Explain the process for determining whether two radicals are like or unlike. Make sure your answer makes sense for radicals containing both numbers and variables.

Self Check

ⓐ After completing the exercises, use this checklist to evaluate your mastery of the objectives of this section.
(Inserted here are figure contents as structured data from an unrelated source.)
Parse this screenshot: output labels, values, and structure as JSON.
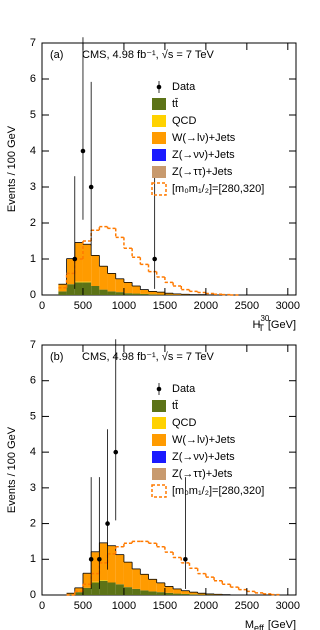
{
  "chart_data": [
    {
      "type": "histogram",
      "panel_label": "(a)",
      "annotation": "CMS, 4.98 fb⁻¹, √s = 7 TeV",
      "ylabel": "Events / 100 GeV",
      "xlabel": {
        "main": "H",
        "sup": "30",
        "sub": "T",
        "unit": "[GeV]"
      },
      "xlim": [
        0,
        3100
      ],
      "ylim": [
        0,
        7
      ],
      "xticks": [
        0,
        500,
        1000,
        1500,
        2000,
        2500,
        3000
      ],
      "yticks": [
        0,
        1,
        2,
        3,
        4,
        5,
        6,
        7
      ],
      "bins": [
        200,
        300,
        400,
        500,
        600,
        700,
        800,
        900,
        1000,
        1100,
        1200,
        1300,
        1400,
        1500,
        1600,
        1700,
        1800,
        1900,
        2000,
        2100,
        2200,
        2300,
        2400
      ],
      "data": {
        "name": "Data",
        "color": "#000000",
        "x": [
          400,
          500,
          600,
          1375
        ],
        "values": [
          1,
          4,
          3,
          1
        ],
        "yerr_low": [
          0.83,
          1.91,
          1.63,
          0.83
        ],
        "yerr_high": [
          2.3,
          3.16,
          2.92,
          2.3
        ]
      },
      "series": [
        {
          "name": "tt̄",
          "color": "#5c7317",
          "values": [
            0.1,
            0.3,
            0.35,
            0.35,
            0.25,
            0.15,
            0.1,
            0.08,
            0.05,
            0.04,
            0.03,
            0.02,
            0.01,
            0.01,
            0,
            0,
            0,
            0,
            0,
            0,
            0,
            0
          ]
        },
        {
          "name": "QCD",
          "color": "#ffd200",
          "values": [
            0,
            0,
            0.02,
            0.02,
            0,
            0,
            0,
            0,
            0,
            0,
            0,
            0,
            0,
            0,
            0,
            0,
            0,
            0,
            0,
            0,
            0,
            0
          ]
        },
        {
          "name": "W(→lν)+Jets",
          "color": "#ff9b00",
          "values": [
            0.2,
            0.7,
            1.08,
            1.03,
            0.85,
            0.65,
            0.5,
            0.37,
            0.3,
            0.21,
            0.12,
            0.08,
            0.07,
            0.04,
            0.03,
            0.02,
            0.01,
            0.01,
            0,
            0,
            0,
            0
          ]
        },
        {
          "name": "Z(→νν)+Jets",
          "color": "#1a1aff",
          "values": [
            0,
            0,
            0,
            0,
            0,
            0,
            0,
            0,
            0,
            0,
            0,
            0,
            0,
            0,
            0,
            0,
            0,
            0,
            0,
            0,
            0,
            0
          ]
        },
        {
          "name": "Z(→ττ)+Jets",
          "color": "#c89a6e",
          "values": [
            0,
            0.01,
            0.01,
            0.01,
            0,
            0,
            0,
            0,
            0,
            0,
            0,
            0,
            0,
            0,
            0,
            0,
            0,
            0,
            0,
            0,
            0,
            0
          ]
        }
      ],
      "signal": {
        "name": "[m₀m₁/₂]=[280,320]",
        "color": "#ff7a00",
        "values": [
          0.2,
          0.6,
          1.0,
          1.5,
          1.8,
          1.9,
          1.85,
          1.6,
          1.3,
          1.05,
          0.85,
          0.65,
          0.5,
          0.35,
          0.25,
          0.15,
          0.1,
          0.07,
          0.04,
          0.02,
          0.01,
          0
        ]
      }
    },
    {
      "type": "histogram",
      "panel_label": "(b)",
      "annotation": "CMS, 4.98 fb⁻¹, √s = 7 TeV",
      "ylabel": "Events / 100 GeV",
      "xlabel": {
        "main": "M",
        "sub": "eff",
        "unit": "[GeV]"
      },
      "xlim": [
        0,
        3100
      ],
      "ylim": [
        0,
        7
      ],
      "xticks": [
        0,
        500,
        1000,
        1500,
        2000,
        2500,
        3000
      ],
      "yticks": [
        0,
        1,
        2,
        3,
        4,
        5,
        6,
        7
      ],
      "bins": [
        300,
        400,
        500,
        600,
        700,
        800,
        900,
        1000,
        1100,
        1200,
        1300,
        1400,
        1500,
        1600,
        1700,
        1800,
        1900,
        2000,
        2100,
        2200,
        2300,
        2400,
        2500,
        2600,
        2700,
        2800,
        2900
      ],
      "data": {
        "name": "Data",
        "color": "#000000",
        "x": [
          600,
          700,
          800,
          900,
          1750
        ],
        "values": [
          1,
          1,
          2,
          4,
          1
        ],
        "yerr_low": [
          0.83,
          0.83,
          1.29,
          1.91,
          0.83
        ],
        "yerr_high": [
          2.3,
          2.3,
          2.64,
          3.16,
          2.3
        ]
      },
      "series": [
        {
          "name": "tt̄",
          "color": "#5c7317",
          "values": [
            0.02,
            0.08,
            0.2,
            0.35,
            0.4,
            0.35,
            0.3,
            0.22,
            0.17,
            0.13,
            0.1,
            0.08,
            0.06,
            0.04,
            0.03,
            0.02,
            0.01,
            0.01,
            0,
            0,
            0,
            0,
            0,
            0,
            0,
            0
          ]
        },
        {
          "name": "QCD",
          "color": "#ffd200",
          "values": [
            0,
            0,
            0,
            0.02,
            0.02,
            0,
            0,
            0,
            0,
            0,
            0,
            0,
            0,
            0,
            0,
            0,
            0,
            0,
            0,
            0,
            0,
            0,
            0,
            0,
            0,
            0
          ]
        },
        {
          "name": "W(→lν)+Jets",
          "color": "#ff9b00",
          "values": [
            0.03,
            0.12,
            0.4,
            0.83,
            1.03,
            1.03,
            0.83,
            0.7,
            0.56,
            0.45,
            0.34,
            0.26,
            0.18,
            0.13,
            0.09,
            0.06,
            0.04,
            0.02,
            0.02,
            0.01,
            0,
            0,
            0,
            0,
            0,
            0
          ]
        },
        {
          "name": "Z(→νν)+Jets",
          "color": "#1a1aff",
          "values": [
            0,
            0,
            0,
            0,
            0,
            0,
            0,
            0,
            0,
            0,
            0,
            0,
            0,
            0,
            0,
            0,
            0,
            0,
            0,
            0,
            0,
            0,
            0,
            0,
            0,
            0
          ]
        },
        {
          "name": "Z(→ττ)+Jets",
          "color": "#c89a6e",
          "values": [
            0,
            0,
            0.01,
            0.01,
            0.01,
            0,
            0,
            0,
            0,
            0,
            0,
            0,
            0,
            0,
            0,
            0,
            0,
            0,
            0,
            0,
            0,
            0,
            0,
            0,
            0,
            0
          ]
        }
      ],
      "signal": {
        "name": "[m₀m₁/₂]=[280,320]",
        "color": "#ff7a00",
        "values": [
          0,
          0.1,
          0.3,
          0.6,
          0.9,
          1.15,
          1.35,
          1.45,
          1.5,
          1.5,
          1.45,
          1.35,
          1.2,
          1.05,
          0.9,
          0.75,
          0.6,
          0.5,
          0.4,
          0.3,
          0.22,
          0.15,
          0.1,
          0.06,
          0.03,
          0.01
        ]
      }
    }
  ]
}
This table has four columns and three rows. The columns are labeled, “I can…,” “Confidently,” “With some help,” and “No – I don’t get it!” Under the “I can…” column the rows read, “add and subtract like square roots.,” and “add and subtract square roots that need simplification.” The other rows under the other columns are empty.

ⓑ What does this checklist tell you about your mastery of this section? What steps will you take to improve?